Denman Island protesters are celebrating B.C. Ferries’ announcement that it is temporarily halting terminal expansion work at Gravelly Bay pending community consultation later in the year.
Protesters gathered daily this week to block workers from cutting down about 100 native trees — mainly Douglas fir — to make way for a larger vehicle-holding space.
The corporation said in a statement Thursday that it has decided not to proceed with the Denman East terminal expansion project “at this time so that further re-engagement with the community can occur later this year.”
Protester C Urquhart called the news excellent. “That’s amazing. Yay. I’m thrilled.”
While B.C. Ferries makes plans to reopen talks with Denman residents over the terminal, Urquhart said residents are aiming to put together their own consultation process to determine how best to proceed.
“We are going to make sure that word gets out all across the island,” she said, adding the community’s plan will be presented to B.C. Ferries. “As a community, we are going to take some control of how that process moves forward.”
It makes sense for residents to put together a plan, Urquhart said. “We are the ones living here.”
There is little argument that something needs to be done about the ferry terminal — summer lineups can last for hours, with vehicles parked along a road not designed for heavy traffic.
“We want to eliminate the traffic jams, not accommodate them. So that’s the basis of our plan going forward,” Urquhart said.
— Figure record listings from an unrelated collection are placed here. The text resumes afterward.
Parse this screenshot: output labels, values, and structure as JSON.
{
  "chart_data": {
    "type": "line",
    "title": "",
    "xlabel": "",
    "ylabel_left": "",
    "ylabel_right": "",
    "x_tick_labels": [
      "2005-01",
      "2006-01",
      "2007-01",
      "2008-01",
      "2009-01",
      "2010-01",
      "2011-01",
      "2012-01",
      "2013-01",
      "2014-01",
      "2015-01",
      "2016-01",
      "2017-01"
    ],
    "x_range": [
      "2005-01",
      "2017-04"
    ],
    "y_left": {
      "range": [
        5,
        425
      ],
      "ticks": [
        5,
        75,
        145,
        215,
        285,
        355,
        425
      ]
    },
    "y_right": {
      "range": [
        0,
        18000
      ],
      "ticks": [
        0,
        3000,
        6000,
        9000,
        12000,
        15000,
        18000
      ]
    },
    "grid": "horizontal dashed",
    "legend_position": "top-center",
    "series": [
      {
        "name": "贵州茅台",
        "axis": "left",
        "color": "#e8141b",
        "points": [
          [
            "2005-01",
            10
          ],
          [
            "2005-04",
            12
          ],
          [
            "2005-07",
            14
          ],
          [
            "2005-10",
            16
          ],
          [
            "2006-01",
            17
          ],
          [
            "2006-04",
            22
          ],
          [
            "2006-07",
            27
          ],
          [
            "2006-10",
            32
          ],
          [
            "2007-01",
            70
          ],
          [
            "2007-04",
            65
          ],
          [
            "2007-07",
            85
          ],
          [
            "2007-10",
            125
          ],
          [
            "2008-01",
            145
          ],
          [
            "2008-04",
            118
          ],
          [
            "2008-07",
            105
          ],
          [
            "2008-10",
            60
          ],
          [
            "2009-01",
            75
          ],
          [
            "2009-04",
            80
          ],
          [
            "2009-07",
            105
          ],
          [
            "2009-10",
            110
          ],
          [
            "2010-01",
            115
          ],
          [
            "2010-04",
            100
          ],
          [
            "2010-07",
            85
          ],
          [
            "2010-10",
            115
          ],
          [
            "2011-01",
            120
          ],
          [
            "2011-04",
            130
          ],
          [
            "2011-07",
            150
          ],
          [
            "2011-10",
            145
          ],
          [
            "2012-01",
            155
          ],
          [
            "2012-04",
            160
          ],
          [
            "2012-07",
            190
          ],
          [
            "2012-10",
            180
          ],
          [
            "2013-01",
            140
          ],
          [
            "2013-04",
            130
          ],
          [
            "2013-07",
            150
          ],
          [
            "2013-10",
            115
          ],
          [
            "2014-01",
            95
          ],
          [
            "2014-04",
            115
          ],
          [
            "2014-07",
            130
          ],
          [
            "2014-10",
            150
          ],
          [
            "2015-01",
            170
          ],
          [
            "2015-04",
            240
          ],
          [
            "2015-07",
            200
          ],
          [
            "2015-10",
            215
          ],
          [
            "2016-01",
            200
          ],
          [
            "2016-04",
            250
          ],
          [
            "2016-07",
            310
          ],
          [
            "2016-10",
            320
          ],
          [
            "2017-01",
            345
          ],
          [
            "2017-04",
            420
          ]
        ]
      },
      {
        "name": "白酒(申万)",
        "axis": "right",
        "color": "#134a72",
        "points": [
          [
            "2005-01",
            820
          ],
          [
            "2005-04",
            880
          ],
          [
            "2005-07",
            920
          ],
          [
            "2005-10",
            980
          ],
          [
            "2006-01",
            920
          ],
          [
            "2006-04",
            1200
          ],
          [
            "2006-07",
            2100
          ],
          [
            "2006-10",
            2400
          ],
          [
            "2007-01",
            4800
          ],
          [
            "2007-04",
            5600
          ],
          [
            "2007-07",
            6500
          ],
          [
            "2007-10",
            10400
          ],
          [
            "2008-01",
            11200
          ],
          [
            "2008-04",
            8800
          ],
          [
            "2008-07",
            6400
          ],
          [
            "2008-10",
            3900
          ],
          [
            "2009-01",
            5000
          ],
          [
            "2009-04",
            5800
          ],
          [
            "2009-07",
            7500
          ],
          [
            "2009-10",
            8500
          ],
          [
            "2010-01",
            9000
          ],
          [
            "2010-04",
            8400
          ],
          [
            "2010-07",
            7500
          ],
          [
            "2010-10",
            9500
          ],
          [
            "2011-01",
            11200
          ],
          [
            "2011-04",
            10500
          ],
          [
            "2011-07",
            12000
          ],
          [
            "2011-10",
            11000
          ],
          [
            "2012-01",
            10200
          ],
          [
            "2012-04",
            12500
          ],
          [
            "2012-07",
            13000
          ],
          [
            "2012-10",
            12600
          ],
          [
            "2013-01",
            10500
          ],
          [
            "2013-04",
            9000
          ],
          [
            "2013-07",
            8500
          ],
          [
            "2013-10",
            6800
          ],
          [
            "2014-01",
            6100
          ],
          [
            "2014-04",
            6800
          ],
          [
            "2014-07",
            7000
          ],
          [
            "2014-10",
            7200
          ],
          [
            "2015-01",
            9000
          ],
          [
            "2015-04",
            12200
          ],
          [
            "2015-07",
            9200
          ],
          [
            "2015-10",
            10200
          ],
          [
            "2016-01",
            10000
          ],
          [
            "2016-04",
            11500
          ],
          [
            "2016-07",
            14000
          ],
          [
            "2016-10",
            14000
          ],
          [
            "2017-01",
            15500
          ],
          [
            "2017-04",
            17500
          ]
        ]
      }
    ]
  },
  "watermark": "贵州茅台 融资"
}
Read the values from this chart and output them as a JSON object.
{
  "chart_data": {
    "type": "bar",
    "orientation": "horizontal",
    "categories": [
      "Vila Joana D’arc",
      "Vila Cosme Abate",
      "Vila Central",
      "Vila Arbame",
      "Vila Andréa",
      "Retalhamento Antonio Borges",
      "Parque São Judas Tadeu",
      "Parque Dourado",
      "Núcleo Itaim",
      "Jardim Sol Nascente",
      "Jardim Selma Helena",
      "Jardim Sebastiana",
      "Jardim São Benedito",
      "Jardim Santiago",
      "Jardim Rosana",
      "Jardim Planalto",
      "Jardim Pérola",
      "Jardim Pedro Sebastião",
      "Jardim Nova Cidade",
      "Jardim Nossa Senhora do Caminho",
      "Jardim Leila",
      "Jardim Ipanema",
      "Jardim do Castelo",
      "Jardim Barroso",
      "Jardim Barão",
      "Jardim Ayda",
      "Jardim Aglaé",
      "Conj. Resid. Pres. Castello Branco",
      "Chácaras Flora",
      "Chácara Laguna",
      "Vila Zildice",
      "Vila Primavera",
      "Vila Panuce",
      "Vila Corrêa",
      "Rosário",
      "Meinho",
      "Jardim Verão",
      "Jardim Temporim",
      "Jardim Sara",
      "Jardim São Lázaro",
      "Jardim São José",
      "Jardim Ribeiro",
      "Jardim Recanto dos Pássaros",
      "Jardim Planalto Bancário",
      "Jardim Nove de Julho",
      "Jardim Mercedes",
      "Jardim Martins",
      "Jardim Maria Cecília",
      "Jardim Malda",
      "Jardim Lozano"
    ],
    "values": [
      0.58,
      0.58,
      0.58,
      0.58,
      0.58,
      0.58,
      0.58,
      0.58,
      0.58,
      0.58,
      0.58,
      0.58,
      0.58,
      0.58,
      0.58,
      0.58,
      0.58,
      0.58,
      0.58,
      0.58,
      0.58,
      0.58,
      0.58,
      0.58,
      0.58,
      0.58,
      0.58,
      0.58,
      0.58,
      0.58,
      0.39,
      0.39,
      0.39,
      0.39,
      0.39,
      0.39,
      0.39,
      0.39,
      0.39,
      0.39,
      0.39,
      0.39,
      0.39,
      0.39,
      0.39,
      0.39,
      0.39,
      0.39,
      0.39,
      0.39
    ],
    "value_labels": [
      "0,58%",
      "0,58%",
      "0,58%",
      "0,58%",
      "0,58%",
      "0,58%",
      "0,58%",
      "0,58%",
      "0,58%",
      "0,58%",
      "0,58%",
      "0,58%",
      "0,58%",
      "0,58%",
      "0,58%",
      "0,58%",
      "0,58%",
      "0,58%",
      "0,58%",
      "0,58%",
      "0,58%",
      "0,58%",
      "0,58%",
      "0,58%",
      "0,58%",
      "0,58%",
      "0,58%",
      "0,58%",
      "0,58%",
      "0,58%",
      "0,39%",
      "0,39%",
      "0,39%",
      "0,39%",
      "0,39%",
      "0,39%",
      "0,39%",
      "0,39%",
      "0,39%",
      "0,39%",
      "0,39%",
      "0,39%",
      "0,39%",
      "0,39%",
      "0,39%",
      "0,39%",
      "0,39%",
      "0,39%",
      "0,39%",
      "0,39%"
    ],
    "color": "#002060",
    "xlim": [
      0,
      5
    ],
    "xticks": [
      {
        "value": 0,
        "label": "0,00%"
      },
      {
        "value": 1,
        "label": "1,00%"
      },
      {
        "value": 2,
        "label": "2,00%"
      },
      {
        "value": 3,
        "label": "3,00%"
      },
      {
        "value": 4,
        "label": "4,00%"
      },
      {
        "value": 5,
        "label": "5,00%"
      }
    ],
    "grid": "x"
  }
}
One thing that isn’t on the table, however, is eliminating the trees, she said. “We collectively here have decided that we are not going to bend on that issue. So if B.C. Ferries tries to come back and say: ‘We have to go and cut this many trees,’ we will just be back here again.”
B.C. Ferries said community consultations in 2017 and 2018 identified safety concerns including inadequate pick-up and drop-off lanes at the terminal as well as traffic backups on the two-lane residential road that leads to it.
With the terminal expansion postponed again — it was already delayed once before because of the pandemic — the corporation called on motorists and pedestrians to proceed with “due care and attention” to minimize safety risks in the area.
Several ideas are being raised by ferry users about ways to help improve the situation.
Some have called for a larger vessel to run between Denman and nearby Hornby Island.
But B.C. Ferries cautions that may not solve the problem and could even make it worse.
It says a larger vessel on the route wouldn’t necessarily reduce traffic that lines up along the residential road approaching the terminal.
“A vessel with more capacity may in fact increase demand and exacerbate the current situation or at the very least have no effect,” it said.
It defended plans to expand the terminal, saying a larger vehicle lot provides certainty that safety concerns associated with congestion are addressed.